Die „Weltwährung“ im Fokus: U.S. Dollar Index

Unter professionellen Tradern findet der U.S. Dollar Index hohe Beachtung. Dieser einzigartige Index zeigt nicht, wie sonst im Devisenhandel üblich, die reine Entwicklung einer Währung, im relativen Vergleich zu einer anderen, sondern stellt die Veränderung des Dollar gegenüber einer Vielzahl anderer Devisen dar. Durch diesen Vergleich mit sechs anderen Landeswährungen soll der „echte“ Wert des US-Dollars aussagekräftig abgebildet werden.

Der U.S. Dollar Index

Nach dem Zusammenbruch des Bretton-Woods-Systems wurde im März 1973 der geometrisch gewichtete U.S. Dollar Index (USDX) eingeführt und auf einen Wert von 100 gesetzt.
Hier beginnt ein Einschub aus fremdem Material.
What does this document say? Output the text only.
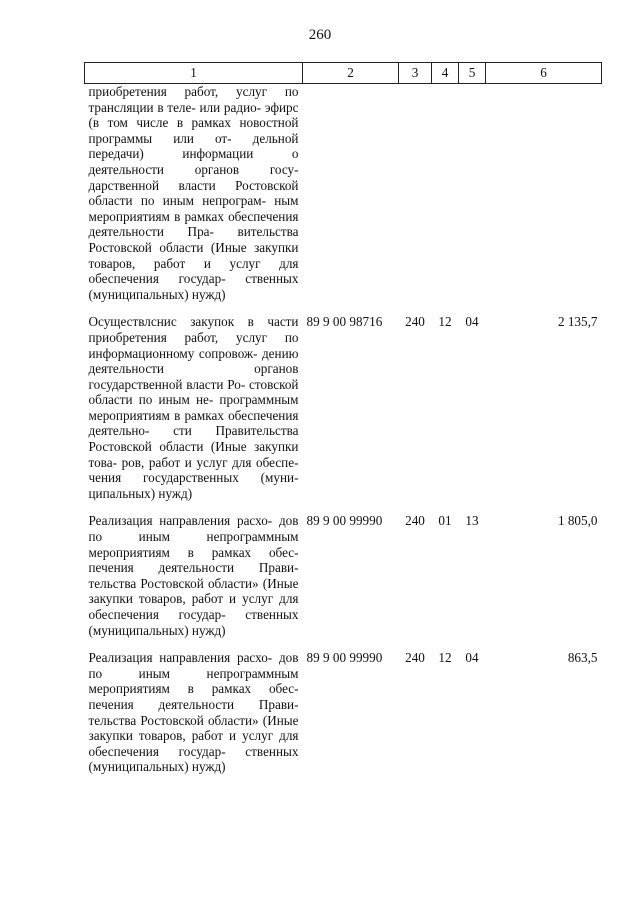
260
1	2	3	4	5	6
приобретения работ, услуг по трансляции в теле- или радио- эфирс (в том числе в рамках новостной программы или от- дельной передачи) информации о деятельности органов госу- дарственной власти Ростовской области по иным непрограм- ным мероприятиям в рамках обеспечения деятельности Пра- вительства Ростовской области (Иные закупки товаров, работ и услуг для обеспечения государ- ственных (муниципальных) нужд)					
Осуществлснис закупок в части приобретения работ, услуг по информационному сопровож- дению деятельности органов государственной власти Ро- стовской области по иным не- программным мероприятиям в рамках обеспечения деятельно- сти Правительства Ростовской области (Иные закупки това- ров, работ и услуг для обеспе- чения государственных (муни- ципальных) нужд)	89 9 00 98716	240	12	04	2 135,7
Реализация направления расхо- дов по иным непрограммным мероприятиям в рамках обес- печения деятельности Прави- тельства Ростовской области» (Иные закупки товаров, работ и услуг для обеспечения государ- ственных (муниципальных) нужд)	89 9 00 99990	240	01	13	1 805,0
Реализация направления расхо- дов по иным непрограммным мероприятиям в рамках обес- печения деятельности Прави- тельства Ростовской области» (Иные закупки товаров, работ и услуг для обеспечения государ- ственных (муниципальных) нужд)	89 9 00 99990	240	12	04	863,5
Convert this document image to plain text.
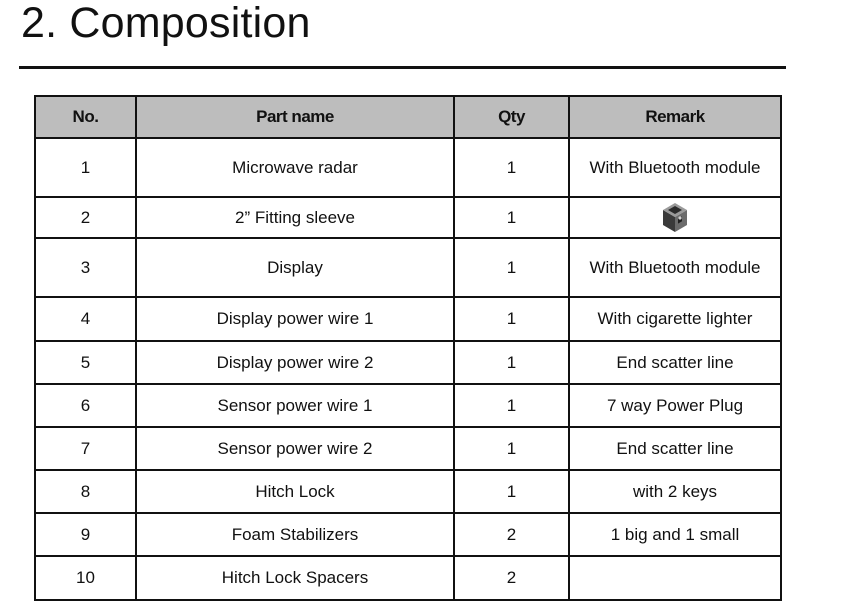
2. Composition
No.	Part name	Qty	Remark
1	Microwave radar	1	With Bluetooth module
2	2” Fitting sleeve	1	
3	Display	1	With Bluetooth module
4	Display power wire 1	1	With cigarette lighter
5	Display power wire 2	1	End scatter line
6	Sensor power wire 1	1	7 way Power Plug
7	Sensor power wire 2	1	End scatter line
8	Hitch Lock	1	with 2 keys
9	Foam Stabilizers	2	1 big and 1 small
10	Hitch Lock Spacers	2	
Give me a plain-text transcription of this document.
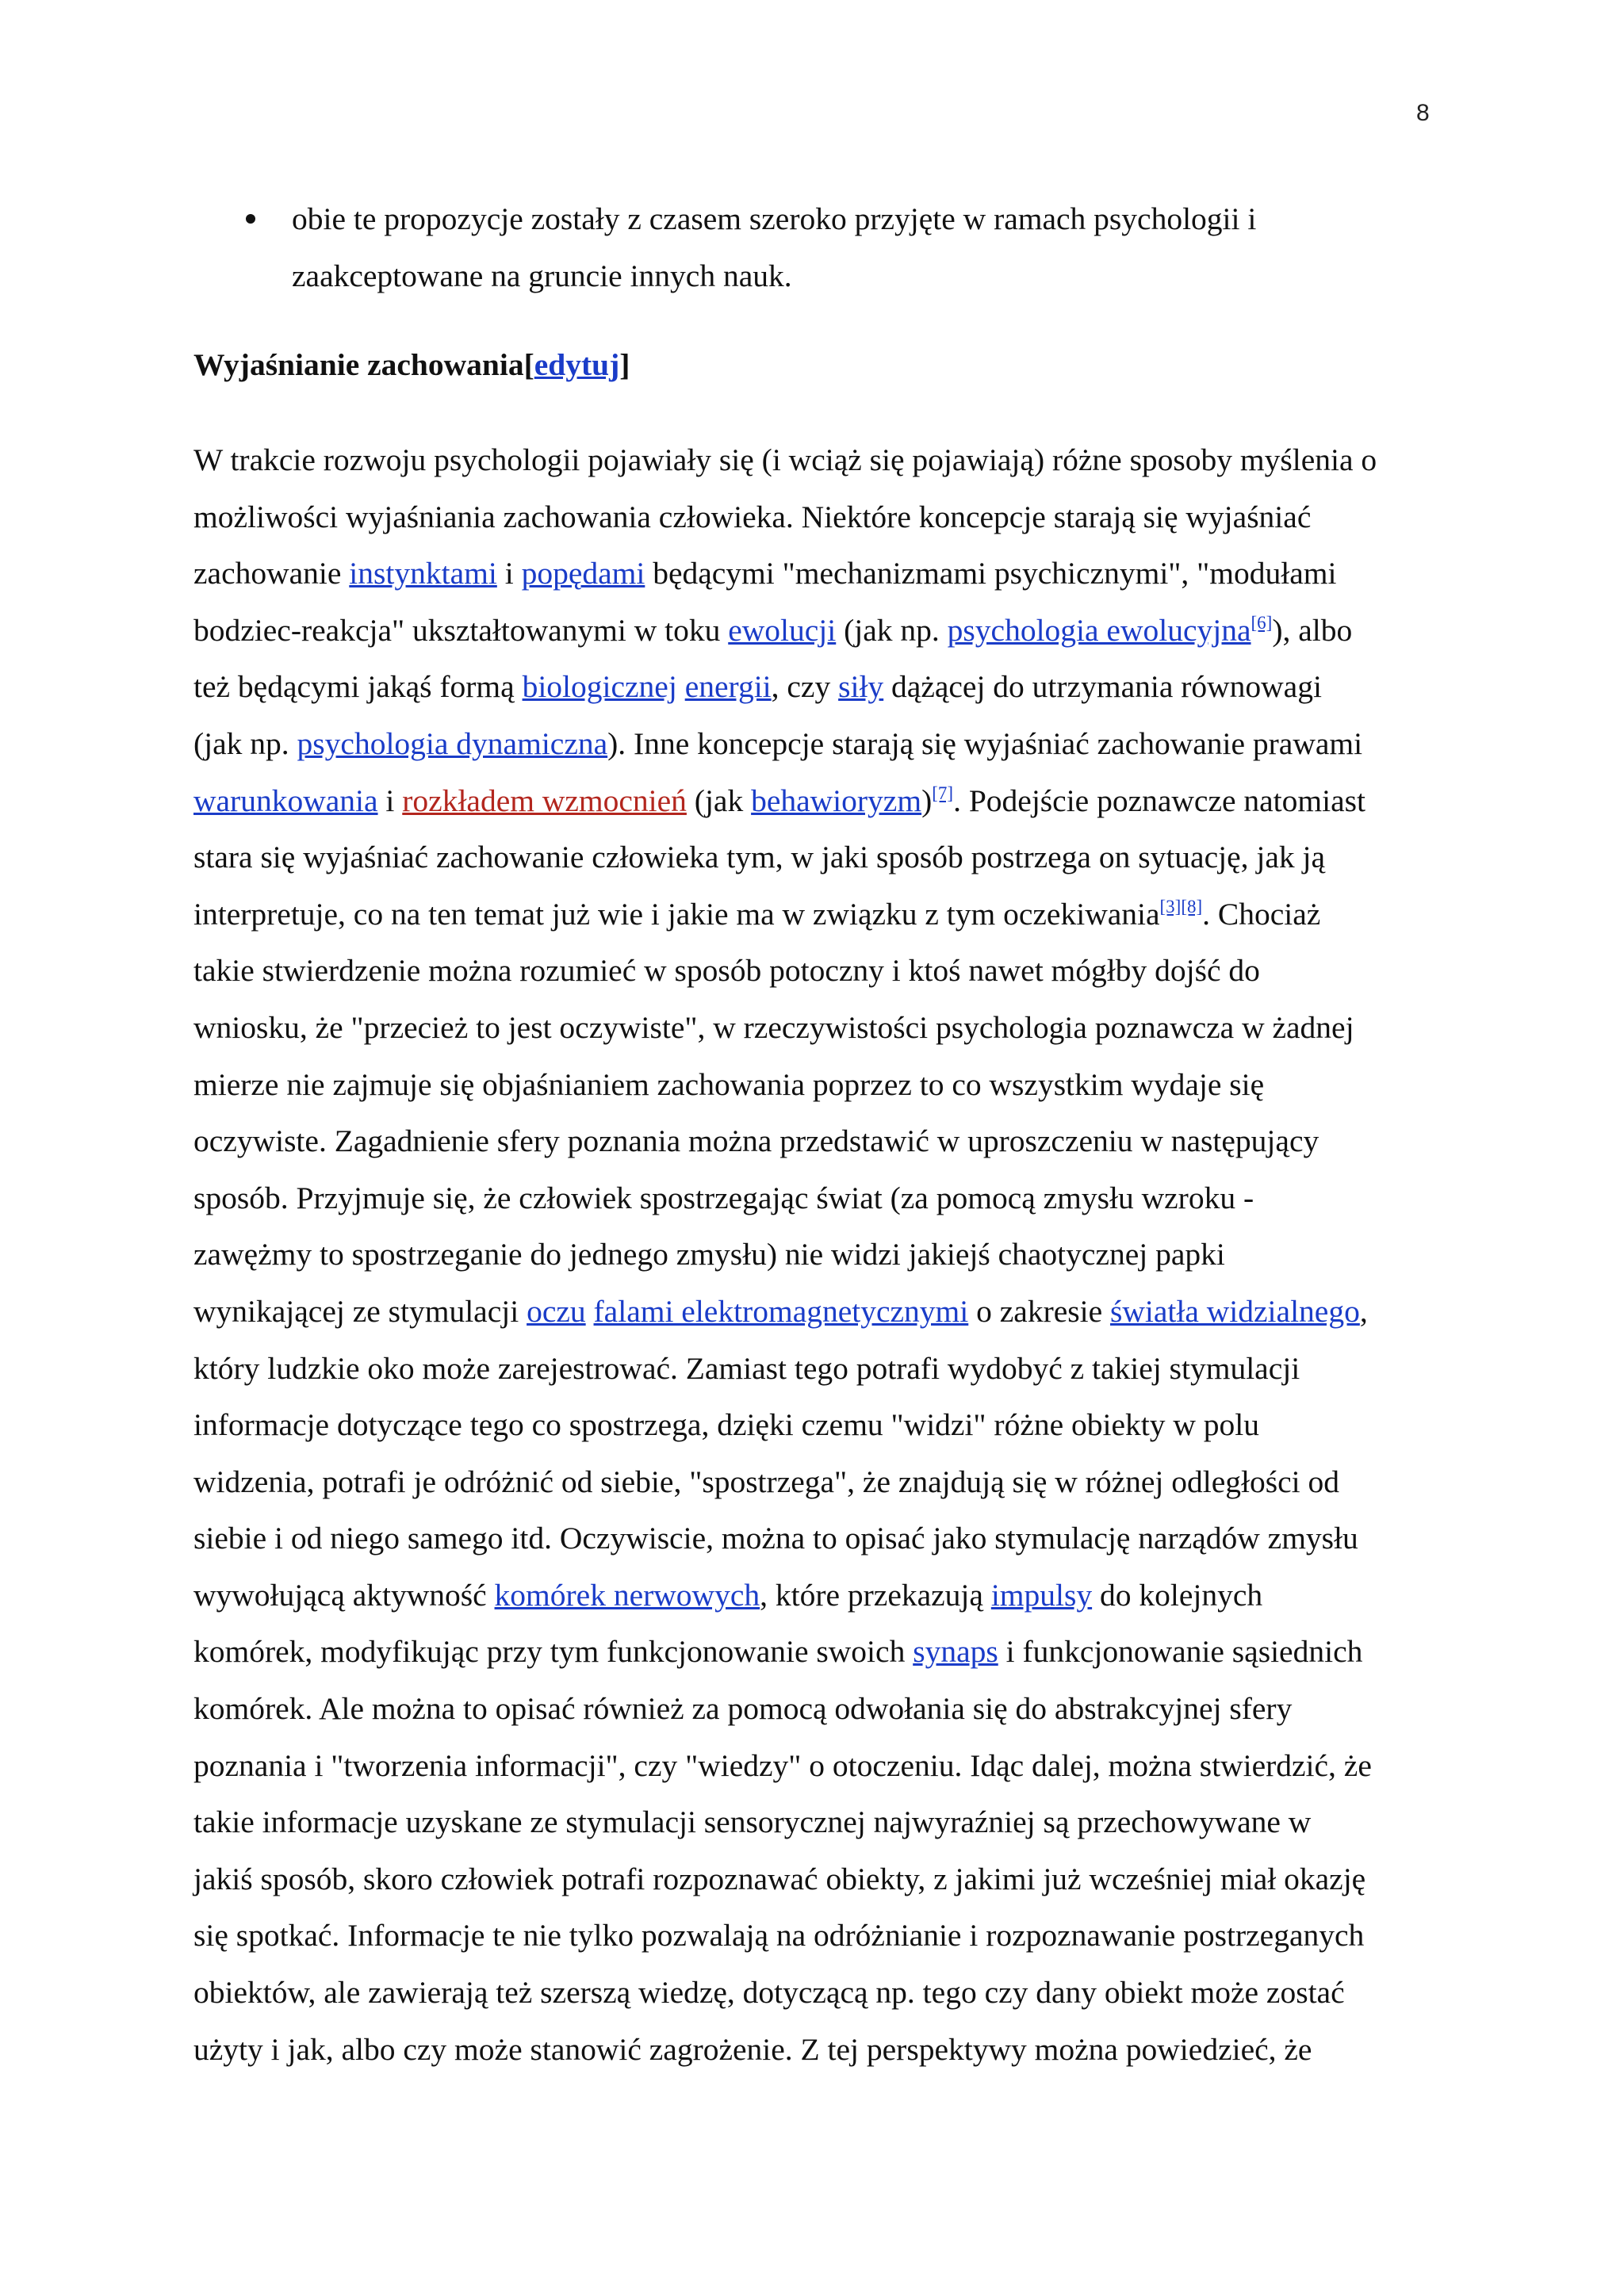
8
obie te propozycje zostały z czasem szeroko przyjęte w ramach psychologii i
zaakceptowane na gruncie innych nauk.
Wyjaśnianie zachowania[edytuj]
W trakcie rozwoju psychologii pojawiały się (i wciąż się pojawiają) różne sposoby myślenia o
możliwości wyjaśniania zachowania człowieka. Niektóre koncepcje starają się wyjaśniać
zachowanie instynktami i popędami będącymi "mechanizmami psychicznymi", "modułami
bodziec-reakcja" ukształtowanymi w toku ewolucji (jak np. psychologia ewolucyjna[6]), albo
też będącymi jakąś formą biologicznej energii, czy siły dążącej do utrzymania równowagi
(jak np. psychologia dynamiczna). Inne koncepcje starają się wyjaśniać zachowanie prawami
warunkowania i rozkładem wzmocnień (jak behawioryzm)[7]. Podejście poznawcze natomiast
stara się wyjaśniać zachowanie człowieka tym, w jaki sposób postrzega on sytuację, jak ją
interpretuje, co na ten temat już wie i jakie ma w związku z tym oczekiwania[3][8]. Chociaż
takie stwierdzenie można rozumieć w sposób potoczny i ktoś nawet mógłby dojść do
wniosku, że "przecież to jest oczywiste", w rzeczywistości psychologia poznawcza w żadnej
mierze nie zajmuje się objaśnianiem zachowania poprzez to co wszystkim wydaje się
oczywiste. Zagadnienie sfery poznania można przedstawić w uproszczeniu w następujący
sposób. Przyjmuje się, że człowiek spostrzegając świat (za pomocą zmysłu wzroku -
zawężmy to spostrzeganie do jednego zmysłu) nie widzi jakiejś chaotycznej papki
wynikającej ze stymulacji oczu falami elektromagnetycznymi o zakresie światła widzialnego,
który ludzkie oko może zarejestrować. Zamiast tego potrafi wydobyć z takiej stymulacji
informacje dotyczące tego co spostrzega, dzięki czemu "widzi" różne obiekty w polu
widzenia, potrafi je odróżnić od siebie, "spostrzega", że znajdują się w różnej odległości od
siebie i od niego samego itd. Oczywiscie, można to opisać jako stymulację narządów zmysłu
wywołującą aktywność komórek nerwowych, które przekazują impulsy do kolejnych
komórek, modyfikując przy tym funkcjonowanie swoich synaps i funkcjonowanie sąsiednich
komórek. Ale można to opisać również za pomocą odwołania się do abstrakcyjnej sfery
poznania i "tworzenia informacji", czy "wiedzy" o otoczeniu. Idąc dalej, można stwierdzić, że
takie informacje uzyskane ze stymulacji sensorycznej najwyraźniej są przechowywane w
jakiś sposób, skoro człowiek potrafi rozpoznawać obiekty, z jakimi już wcześniej miał okazję
się spotkać. Informacje te nie tylko pozwalają na odróżnianie i rozpoznawanie postrzeganych
obiektów, ale zawierają też szerszą wiedzę, dotyczącą np. tego czy dany obiekt może zostać
użyty i jak, albo czy może stanowić zagrożenie. Z tej perspektywy można powiedzieć, że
Der Index stellt einen vergleichenden Korb mit den folgenden Währungen dar: Euro (57,6 Prozent), japanischer Yen (13,6 Prozent), das britische Pfund (11,9 Prozent), der kanadische Dollar (9,1 Prozent), die schwedische Krone (4,2 Prozent) sowie der Schweizer Franken (3,6 Prozent). Ein US-Dollar-Index von 102 bedeutet, dass der US-Dollar zwei Prozent mehr Wert ist als der gleiche Währungskorb im Jahr 1973 (Bezugswert). Der USDX ist seit 1985 an der ICE Futures U.S., früher „New York Board of Trade“ (NYBOT), gelistet. Als nachteilig für die Aussagekraft des U.S. Dollar Index gilt jedoch die veraltete Zusammensetzung der Währungspaare.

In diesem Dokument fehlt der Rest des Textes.